Mention Scrubs to someone, and ask them how many episodes they think the show ran for. After they say, “Oh, it’s gotta be, like, 80, maybe 90,” tell them, “Actually, it was on for nine seasons and 181 episodes.” Case in point.
Best Show That Everyone Gave Up On
Everything that’s wrong with Family Guy is what’s right with American Dad! I hated it, too, when it first aired in 2005. It had too many easy political jokes and too few likable characters, especially that damn fish, Klaus. Then, around the beginning of season five, American Dad! became funny. Seth MacFarlane & Co. stayed away from politics and cheap gags, realizing that the strongest element of a sitcom about a family is, well, the family (see: Best Family(s)). There’s also recently been an added emphasis on Roger, the alien with a different personality for every situation, and the show’s funniest character. Although it aired December 13, 2009 and doesn’t technically count on a list about 2010, I highly advise you to watch “Rapture’s Delight,” maybe the greatest Christmas episode of all-time (yeah, I said it). The rest of season five was a enjoyable, and the show’s sixth year has started strongly, too.
Best Comedy on TV
Consider it a cop-out but right now, there are two best comedies on TV: Parks and Recreation and Community. Both are funny in ways you didn’t think would be possible after watching the first few episodes of each. Season one of Parks is really weak; season two, on the other hand, belongs in some sort of comedy vault. The writers toned down Leslie’s enthusiasm considerably; showed the ridiculousness of small-town meetings in a way not seen since the early seasons of Gilmore Girls; and made Andy, Tom, and April real characters, instead of just caricatures. The show’s breakout star, though, is Ron Swanson, played to smarmy perfection by Nick Offerman, whose love of breakfast foods is matched only by the admiration he receives as part-time jazz saxophonist, Duke Silver. Parks returns on January 20, the same Thursday night that Community comes back from its winter break, an embarrassment of riches for comedy fans.
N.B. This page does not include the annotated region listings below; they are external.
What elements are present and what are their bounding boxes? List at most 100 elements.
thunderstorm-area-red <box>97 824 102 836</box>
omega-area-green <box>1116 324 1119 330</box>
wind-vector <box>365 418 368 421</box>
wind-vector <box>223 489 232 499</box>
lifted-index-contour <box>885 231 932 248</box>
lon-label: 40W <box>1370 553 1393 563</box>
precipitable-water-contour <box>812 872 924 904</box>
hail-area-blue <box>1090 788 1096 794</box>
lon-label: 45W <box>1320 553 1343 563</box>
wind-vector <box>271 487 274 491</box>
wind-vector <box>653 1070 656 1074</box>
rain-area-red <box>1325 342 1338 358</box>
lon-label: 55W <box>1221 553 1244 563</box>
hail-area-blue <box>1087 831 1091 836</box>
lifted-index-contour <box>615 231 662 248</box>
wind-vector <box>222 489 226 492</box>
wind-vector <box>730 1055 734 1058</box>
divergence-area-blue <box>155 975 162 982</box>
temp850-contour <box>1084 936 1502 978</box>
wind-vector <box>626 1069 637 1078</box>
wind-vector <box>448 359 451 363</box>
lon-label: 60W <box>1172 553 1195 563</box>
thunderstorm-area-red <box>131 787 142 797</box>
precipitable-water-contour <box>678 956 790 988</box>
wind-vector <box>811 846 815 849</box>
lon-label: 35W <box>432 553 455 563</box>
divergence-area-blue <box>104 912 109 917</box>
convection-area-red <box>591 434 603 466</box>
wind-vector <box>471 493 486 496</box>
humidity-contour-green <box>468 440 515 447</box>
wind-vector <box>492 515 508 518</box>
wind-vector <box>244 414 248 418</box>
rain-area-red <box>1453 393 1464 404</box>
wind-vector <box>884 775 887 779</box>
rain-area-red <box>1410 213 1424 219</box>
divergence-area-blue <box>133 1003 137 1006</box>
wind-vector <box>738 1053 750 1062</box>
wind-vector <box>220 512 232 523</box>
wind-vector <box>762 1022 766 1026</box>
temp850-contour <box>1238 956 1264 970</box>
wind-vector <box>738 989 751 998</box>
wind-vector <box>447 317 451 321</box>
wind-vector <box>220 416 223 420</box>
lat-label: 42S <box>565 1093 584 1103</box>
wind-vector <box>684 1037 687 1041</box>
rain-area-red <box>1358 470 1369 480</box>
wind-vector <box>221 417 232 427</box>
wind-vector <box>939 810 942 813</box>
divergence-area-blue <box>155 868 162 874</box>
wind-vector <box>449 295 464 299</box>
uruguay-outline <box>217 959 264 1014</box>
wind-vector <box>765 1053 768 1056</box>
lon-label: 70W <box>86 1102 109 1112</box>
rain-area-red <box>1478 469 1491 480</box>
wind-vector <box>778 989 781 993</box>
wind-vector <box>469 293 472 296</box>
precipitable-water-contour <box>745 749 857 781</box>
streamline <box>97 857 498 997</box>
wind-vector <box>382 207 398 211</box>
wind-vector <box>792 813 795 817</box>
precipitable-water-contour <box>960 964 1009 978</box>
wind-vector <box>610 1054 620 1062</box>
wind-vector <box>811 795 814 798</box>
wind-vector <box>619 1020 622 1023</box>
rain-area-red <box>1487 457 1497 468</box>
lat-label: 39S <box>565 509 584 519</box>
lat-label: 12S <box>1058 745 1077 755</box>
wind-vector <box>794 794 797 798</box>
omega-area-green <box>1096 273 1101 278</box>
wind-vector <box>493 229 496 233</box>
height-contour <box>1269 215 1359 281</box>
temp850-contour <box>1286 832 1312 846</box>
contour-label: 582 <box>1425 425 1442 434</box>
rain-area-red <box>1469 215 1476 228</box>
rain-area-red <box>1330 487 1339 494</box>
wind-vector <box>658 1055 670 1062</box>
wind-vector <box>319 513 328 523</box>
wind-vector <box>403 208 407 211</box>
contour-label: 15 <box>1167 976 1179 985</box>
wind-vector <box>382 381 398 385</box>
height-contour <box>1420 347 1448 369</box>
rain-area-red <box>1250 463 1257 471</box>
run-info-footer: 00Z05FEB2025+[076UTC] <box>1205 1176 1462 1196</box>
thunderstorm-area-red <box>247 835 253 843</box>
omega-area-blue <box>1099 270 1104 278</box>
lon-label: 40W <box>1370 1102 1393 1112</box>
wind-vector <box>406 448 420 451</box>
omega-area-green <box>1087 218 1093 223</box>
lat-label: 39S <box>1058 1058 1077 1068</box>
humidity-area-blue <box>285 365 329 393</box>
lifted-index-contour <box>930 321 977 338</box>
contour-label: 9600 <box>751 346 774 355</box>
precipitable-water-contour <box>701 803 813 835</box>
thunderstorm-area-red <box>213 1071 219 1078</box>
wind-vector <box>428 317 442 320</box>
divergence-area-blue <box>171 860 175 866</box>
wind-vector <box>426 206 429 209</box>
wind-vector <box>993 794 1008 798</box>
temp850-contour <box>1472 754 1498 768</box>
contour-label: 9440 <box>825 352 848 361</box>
In the late-‘90s, NBC always made a big deal of the event episode, especially when it involved Friends and the rest of the Must-See TV lineup. Community has one of those seemingly every week now, but they never feel forced. Greendale Community College has become a live-action Springfield, where zombies attack one week, and the next you’re stuck inside a study room for an entire episode. Who knows how long Parks and Community will ultimately last (ratings for both are pretty bad), but for now, we’re lucky enough to have the greatest sitcoms since Seinfeld on at the same time — on the same night.
Josh Kurp wanted to mention Glee as one of the best shows of the year, but then he’d lose all of his credibility.